If the Earth's orbit were perfectly circular, then the two lobes of the analemma would be mirror images of each other. However, as the Earth's orbit is elliptical this makes the form of the analemma asymmetrical. The speed with which the Earth travels around its orbit is dependent on its distance from the Sun: when it is closer to the Sun it travels faster. This is described by Kepler's second law of planetary motion, which states that a line joining the Earth and the Sun sweeps out equal areas in equal time. The Earth reaches its closest point to the Sun around 3rd January. So in the middle of the northern hemisphere winter the Earth is covering a greater proportion of its orbit each day than it is in the northern hemisphere summer. This affects the appearance of the analemma. The lobe that is traced out in the northern winter is bigger than the lobe that is traced out in the summer.
Also, if the date of closest approach to the Sun coincided exactly with the winter solstice, 21st December, which corresponds to the lowest point of the analemma, then the left side of the analemma would be a mirror image of the right side. This is because the Earth would be moving at the same speed around the Sun on any particular day after the winter solstice as it did the same number of days before the winter solstice.
The eccentricity of the orbit of the planet Mars is much greater than the eccentricity of the Earth's orbit. In other words, the ellipse formed by the orbit of Mars is more squashed than that of the Earth. For this reason the analemma on Mars is pear shaped. It has lost one of its lobes completely. In the picture on the left the position of the Sun is plotted every 30 martian days.
In recent years the Syrian artist Issam Kourbaj has drawn inspiration from the world of science and, in particular, light and optics. Issam is artist in residence and bye-fellow at Christ's College, Cambridge and he has used the analemma as a motif during the University's 800th anniversary year. This was the source of inspiration for his analemma sculpture, a computer generated representation of which is shown here.
Analemma animation by Nicholas Mee and Issam Kourbaj.
Issam has also designed an analemma sundial that was used as a performance art piece which formed part of Light Matter, a celebration of 800 years of science at Cambridge University.
If you'd rather tell your time by the Sun than your watch, then why not build you own analemmatic sundial?
About the author
Nicholas Mee studied particle physics and mathematics at the University of Cambridge. He was Senior Wrangler and went on to complete a PhD there with the title "Supersymmetric Quantum Mechanics and Geometry". Nick is currently writing a book about particle physics called The Forces of Nature. He is the founder of the educational software company Virtual Image and is the UK director of the European science and art project SCIENAR. This article and Nick's work with Issam Kourbaj were undertaken as part of SCIENAR. Details about his other projects are available on his website.

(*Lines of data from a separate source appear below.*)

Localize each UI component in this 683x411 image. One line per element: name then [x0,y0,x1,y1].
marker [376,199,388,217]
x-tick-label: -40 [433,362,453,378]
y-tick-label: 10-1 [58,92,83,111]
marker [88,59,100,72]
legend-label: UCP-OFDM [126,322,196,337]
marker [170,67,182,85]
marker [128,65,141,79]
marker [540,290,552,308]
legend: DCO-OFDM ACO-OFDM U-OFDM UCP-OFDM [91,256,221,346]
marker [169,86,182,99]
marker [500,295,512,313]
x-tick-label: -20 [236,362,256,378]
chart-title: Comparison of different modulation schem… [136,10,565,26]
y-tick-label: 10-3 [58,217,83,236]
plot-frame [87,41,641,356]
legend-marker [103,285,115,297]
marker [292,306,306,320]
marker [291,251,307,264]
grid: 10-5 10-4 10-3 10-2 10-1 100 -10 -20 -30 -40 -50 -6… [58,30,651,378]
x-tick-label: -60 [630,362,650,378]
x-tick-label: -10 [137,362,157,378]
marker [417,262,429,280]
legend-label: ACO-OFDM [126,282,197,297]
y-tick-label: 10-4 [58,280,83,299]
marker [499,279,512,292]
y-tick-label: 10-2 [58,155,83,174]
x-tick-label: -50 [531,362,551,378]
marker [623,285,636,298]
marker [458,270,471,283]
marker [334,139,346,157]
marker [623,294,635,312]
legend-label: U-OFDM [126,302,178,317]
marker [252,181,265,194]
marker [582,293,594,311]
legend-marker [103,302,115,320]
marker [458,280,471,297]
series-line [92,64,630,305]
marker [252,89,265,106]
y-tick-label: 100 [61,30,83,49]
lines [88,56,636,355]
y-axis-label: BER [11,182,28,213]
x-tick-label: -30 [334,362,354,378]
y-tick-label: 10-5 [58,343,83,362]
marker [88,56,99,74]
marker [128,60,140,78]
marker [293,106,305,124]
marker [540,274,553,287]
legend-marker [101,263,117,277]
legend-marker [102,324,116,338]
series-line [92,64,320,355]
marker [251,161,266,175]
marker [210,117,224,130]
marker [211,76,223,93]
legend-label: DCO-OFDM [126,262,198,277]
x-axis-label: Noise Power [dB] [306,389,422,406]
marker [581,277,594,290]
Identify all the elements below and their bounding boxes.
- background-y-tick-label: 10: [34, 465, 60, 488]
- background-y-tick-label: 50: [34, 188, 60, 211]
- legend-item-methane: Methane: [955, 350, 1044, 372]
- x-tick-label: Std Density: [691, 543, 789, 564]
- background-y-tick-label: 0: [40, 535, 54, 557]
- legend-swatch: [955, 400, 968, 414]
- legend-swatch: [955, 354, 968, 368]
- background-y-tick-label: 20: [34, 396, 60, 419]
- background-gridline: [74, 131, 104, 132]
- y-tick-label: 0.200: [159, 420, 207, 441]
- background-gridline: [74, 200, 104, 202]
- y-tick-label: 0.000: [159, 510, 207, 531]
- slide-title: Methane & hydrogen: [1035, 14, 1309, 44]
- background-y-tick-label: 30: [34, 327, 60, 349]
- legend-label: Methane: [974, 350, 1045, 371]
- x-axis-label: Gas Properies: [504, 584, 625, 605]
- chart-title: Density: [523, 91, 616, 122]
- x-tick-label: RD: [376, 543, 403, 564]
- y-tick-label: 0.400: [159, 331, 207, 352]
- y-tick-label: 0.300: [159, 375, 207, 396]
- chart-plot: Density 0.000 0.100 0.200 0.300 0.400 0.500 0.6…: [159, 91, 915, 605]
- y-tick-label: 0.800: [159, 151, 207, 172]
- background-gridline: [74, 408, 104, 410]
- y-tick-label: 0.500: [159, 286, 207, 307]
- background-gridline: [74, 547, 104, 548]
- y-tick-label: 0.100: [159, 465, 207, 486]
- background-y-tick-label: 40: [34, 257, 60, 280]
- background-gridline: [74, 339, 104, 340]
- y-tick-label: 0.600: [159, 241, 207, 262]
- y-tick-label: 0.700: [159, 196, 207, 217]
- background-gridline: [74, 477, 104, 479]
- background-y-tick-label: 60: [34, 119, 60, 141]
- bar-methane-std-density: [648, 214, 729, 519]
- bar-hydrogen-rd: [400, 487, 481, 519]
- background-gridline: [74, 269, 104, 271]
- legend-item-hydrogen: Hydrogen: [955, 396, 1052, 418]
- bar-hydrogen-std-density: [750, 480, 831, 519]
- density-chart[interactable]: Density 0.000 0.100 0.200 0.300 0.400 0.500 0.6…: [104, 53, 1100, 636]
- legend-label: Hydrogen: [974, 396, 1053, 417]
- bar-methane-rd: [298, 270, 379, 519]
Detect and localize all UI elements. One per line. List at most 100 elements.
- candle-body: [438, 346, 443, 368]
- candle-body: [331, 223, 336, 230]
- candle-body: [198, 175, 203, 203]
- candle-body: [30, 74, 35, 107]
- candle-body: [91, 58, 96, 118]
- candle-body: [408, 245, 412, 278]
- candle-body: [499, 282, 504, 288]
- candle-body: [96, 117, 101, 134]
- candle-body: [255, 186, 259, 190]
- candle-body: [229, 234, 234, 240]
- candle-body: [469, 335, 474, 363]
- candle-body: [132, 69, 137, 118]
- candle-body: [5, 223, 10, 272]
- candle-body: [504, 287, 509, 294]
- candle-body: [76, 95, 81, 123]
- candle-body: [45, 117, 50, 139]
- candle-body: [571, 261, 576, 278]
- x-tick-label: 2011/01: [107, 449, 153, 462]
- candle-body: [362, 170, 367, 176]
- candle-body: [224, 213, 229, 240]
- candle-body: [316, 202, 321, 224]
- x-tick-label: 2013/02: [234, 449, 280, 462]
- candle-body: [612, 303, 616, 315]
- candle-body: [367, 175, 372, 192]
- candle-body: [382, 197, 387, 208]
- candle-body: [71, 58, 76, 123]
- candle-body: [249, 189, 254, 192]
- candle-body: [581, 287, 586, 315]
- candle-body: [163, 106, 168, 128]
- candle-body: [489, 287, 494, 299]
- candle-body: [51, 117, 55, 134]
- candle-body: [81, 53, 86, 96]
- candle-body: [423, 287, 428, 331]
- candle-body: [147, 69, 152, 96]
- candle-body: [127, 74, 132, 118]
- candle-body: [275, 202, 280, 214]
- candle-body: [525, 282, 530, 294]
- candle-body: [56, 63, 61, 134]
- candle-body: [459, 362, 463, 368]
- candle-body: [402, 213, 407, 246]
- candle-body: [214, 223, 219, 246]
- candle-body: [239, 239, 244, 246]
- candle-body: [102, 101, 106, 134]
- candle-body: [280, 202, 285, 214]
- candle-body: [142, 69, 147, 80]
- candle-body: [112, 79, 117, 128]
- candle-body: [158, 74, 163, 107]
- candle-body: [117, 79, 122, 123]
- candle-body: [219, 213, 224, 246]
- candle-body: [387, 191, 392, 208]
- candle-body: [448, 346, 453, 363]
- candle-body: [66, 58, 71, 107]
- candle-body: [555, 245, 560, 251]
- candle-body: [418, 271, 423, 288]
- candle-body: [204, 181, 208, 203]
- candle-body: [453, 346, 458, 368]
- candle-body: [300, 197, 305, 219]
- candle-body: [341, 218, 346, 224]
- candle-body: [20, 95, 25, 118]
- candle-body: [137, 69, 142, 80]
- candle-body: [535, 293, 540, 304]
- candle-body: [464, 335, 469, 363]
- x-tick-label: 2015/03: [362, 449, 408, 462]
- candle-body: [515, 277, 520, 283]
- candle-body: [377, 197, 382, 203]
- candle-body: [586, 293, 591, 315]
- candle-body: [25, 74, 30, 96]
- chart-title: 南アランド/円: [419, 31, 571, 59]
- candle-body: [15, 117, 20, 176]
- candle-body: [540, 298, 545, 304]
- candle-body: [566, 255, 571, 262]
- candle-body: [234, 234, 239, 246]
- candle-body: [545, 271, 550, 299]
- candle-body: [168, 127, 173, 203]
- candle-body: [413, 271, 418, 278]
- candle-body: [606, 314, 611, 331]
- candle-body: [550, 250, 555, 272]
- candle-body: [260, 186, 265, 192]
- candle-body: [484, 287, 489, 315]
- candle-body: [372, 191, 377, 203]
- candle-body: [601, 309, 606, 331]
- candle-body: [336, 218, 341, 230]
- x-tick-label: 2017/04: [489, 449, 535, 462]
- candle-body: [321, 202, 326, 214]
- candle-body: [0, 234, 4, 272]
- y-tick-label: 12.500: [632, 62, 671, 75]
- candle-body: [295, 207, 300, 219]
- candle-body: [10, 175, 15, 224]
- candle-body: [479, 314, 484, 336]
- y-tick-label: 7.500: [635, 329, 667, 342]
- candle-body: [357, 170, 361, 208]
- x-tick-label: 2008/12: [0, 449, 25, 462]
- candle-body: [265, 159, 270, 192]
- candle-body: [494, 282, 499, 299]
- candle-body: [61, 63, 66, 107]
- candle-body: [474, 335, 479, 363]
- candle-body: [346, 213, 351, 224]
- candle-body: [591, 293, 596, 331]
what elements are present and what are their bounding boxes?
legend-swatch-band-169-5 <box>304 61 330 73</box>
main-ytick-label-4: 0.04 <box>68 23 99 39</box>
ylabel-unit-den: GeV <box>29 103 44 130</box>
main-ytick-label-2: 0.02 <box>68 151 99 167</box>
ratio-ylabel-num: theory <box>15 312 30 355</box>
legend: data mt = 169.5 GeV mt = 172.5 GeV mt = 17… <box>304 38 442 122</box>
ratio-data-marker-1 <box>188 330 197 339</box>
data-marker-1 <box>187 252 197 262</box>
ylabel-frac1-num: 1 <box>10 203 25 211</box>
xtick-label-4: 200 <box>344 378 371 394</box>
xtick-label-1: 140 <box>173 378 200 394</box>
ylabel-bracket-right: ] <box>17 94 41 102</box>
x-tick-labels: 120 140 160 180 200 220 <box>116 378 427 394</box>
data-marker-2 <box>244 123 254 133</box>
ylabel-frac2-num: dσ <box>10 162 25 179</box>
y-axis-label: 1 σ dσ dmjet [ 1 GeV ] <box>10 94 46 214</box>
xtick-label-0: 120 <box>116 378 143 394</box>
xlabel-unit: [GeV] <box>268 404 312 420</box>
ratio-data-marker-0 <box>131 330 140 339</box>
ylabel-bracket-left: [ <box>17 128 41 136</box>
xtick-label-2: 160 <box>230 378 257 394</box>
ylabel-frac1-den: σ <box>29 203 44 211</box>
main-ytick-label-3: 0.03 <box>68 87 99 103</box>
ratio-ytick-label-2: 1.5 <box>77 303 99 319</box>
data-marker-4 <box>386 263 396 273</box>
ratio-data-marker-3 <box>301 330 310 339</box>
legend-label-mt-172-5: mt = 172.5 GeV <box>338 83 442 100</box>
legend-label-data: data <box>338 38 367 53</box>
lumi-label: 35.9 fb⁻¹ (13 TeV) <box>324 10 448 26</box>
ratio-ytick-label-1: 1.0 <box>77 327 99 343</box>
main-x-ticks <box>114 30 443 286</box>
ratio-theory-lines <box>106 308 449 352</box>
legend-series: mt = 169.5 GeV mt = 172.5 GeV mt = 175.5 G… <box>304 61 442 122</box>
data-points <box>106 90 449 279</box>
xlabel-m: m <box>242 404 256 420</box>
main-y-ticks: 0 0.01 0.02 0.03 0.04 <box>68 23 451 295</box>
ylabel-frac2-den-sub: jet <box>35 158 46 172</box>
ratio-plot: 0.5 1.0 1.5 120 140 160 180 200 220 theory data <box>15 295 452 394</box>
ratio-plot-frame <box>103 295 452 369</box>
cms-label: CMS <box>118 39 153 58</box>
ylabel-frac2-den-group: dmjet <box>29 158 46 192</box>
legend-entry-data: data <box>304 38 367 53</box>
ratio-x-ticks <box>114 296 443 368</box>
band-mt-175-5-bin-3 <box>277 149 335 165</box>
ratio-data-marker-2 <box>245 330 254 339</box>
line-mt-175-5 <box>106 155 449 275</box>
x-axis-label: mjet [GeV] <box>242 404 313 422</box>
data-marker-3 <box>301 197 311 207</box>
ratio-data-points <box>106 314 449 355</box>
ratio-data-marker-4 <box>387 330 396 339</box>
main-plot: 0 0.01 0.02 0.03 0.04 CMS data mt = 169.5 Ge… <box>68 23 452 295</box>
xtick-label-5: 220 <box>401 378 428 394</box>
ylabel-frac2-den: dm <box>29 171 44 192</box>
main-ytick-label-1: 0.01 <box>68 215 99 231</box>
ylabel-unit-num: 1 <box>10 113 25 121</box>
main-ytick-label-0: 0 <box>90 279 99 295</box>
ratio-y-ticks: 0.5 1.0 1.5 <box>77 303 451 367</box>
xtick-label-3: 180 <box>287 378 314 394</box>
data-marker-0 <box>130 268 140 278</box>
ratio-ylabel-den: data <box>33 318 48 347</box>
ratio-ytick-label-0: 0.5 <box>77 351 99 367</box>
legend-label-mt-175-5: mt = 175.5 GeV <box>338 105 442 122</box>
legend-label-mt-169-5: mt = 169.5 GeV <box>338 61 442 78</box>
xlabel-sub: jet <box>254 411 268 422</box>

Issam Kourbaj is Artist in Residence and a Bye-Fellow at Christ's College, Cambridge. Born in Syria, he trained In Damascus, Leningrad and London and comes from a fine art, architecture and theatre design background. His work has been exhibited in three continents and is held in a number of collections, including The British Museum.
For the last few years, Issam has drawn inspiration from the world of science, particularly light and optics: his recent installation Light Within, Life Without used camera obscura to encourage people to look differently at familiar scenes, and was displayed at the Botanic Gardens in Cambridge as part of Cambridge University's 800th anniversary celebrations and at the Kettle's Yard Upside Down/Inside Out exhibition. He is has also designed an analemma sundial as a performance art piece, as part of Light Matter and recently published Cambridge Palimpsest — a layered puzzle and map charting the development of the city over time — and has worked on a set design for Let Newton Be! which has been performed in Cambridge. As a Syrian artist living in the UK, he was recently selected to take part in Imagine Art After, a project and exhibition taking place at Tate Britain in 2012.